In the past few years, a slew of content creators and biohackers have come out as anti-sunscreen. Fitness coach and influencer James Middleton, who has 785K followers, has posted comments about avoiding SPF and prioritising natural sun exposure. Podcast host Joe Rogan has platformed conversations about chemicals in everyday products, including sunscreen. Dr Andrew Huberman, host of the Huberman Lab podcast, which has 5 million listeners, has said he is ‘as scared of sunscreen as he is melanoma’, though he did go on to qualify that some sunscreens are safe. Tim Spector, a professor of genetic epidemiology at King’s College London, also raised concerns on social media by citing that daily sunscreen use could lead to vitamin D deficiency.
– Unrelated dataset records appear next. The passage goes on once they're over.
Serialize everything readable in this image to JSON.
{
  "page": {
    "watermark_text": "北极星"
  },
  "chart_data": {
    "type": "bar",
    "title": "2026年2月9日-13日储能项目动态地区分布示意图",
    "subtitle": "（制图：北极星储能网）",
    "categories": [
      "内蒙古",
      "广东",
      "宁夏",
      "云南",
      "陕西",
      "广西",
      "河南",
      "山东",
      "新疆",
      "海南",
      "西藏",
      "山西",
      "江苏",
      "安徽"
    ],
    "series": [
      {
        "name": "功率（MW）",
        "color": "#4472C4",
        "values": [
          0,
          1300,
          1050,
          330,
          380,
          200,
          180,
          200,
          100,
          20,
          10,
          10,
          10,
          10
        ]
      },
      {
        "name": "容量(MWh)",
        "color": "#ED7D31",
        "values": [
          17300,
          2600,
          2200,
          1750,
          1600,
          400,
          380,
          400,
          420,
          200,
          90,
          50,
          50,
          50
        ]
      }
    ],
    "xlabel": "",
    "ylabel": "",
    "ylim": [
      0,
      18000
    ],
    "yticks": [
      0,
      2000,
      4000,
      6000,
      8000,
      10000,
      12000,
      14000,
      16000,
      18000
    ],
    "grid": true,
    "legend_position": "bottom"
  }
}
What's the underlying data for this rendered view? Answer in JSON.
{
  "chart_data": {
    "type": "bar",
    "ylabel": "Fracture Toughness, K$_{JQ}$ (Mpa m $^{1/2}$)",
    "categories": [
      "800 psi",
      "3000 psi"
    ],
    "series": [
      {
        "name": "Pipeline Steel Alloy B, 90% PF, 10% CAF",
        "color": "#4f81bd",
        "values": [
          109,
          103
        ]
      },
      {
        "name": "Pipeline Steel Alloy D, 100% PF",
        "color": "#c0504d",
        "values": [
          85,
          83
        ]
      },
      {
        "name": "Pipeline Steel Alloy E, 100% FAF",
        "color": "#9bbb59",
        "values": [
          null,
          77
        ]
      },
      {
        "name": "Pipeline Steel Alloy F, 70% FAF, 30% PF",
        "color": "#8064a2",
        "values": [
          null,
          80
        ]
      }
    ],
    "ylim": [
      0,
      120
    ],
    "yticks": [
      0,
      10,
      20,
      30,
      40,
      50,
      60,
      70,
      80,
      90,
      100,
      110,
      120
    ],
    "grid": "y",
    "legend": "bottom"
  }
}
The kicker? All of this is happening as skin cancer rates rise. In the UK, melanoma is now the fourth most common cancer in men, with incidence climbing faster than any other major cancer. So why, then, are people turning away from one of the most well-established forms of prevention?
TAINTED RUB
A quick search on Reddit, TikTok and Instagram is proof the anti-sunscreen movement is as easy to find as a protein shake in a gym bro’s kit bag. Instagram account @Lifeuntox, which has just under a million followers, claims that ‘sunlight causes cancer’ is a fear-driven lie spread by ‘Big Pharma’ while warning that sunscreen is full of endocrine disruptors and toxic chemicals that block vitamin D production. ‘This was never about health – it was about profit. They demonised nature to sell you poison,’ says the caption. It has over 238K likes and 9K comments. Elsewhere, Pauly Long, who’s known for extreme ‘ancestral health’ TikTok content, has posted viral videos whereby you expose your anus (yup) to direct sunlight for short periods to boost vitamin D.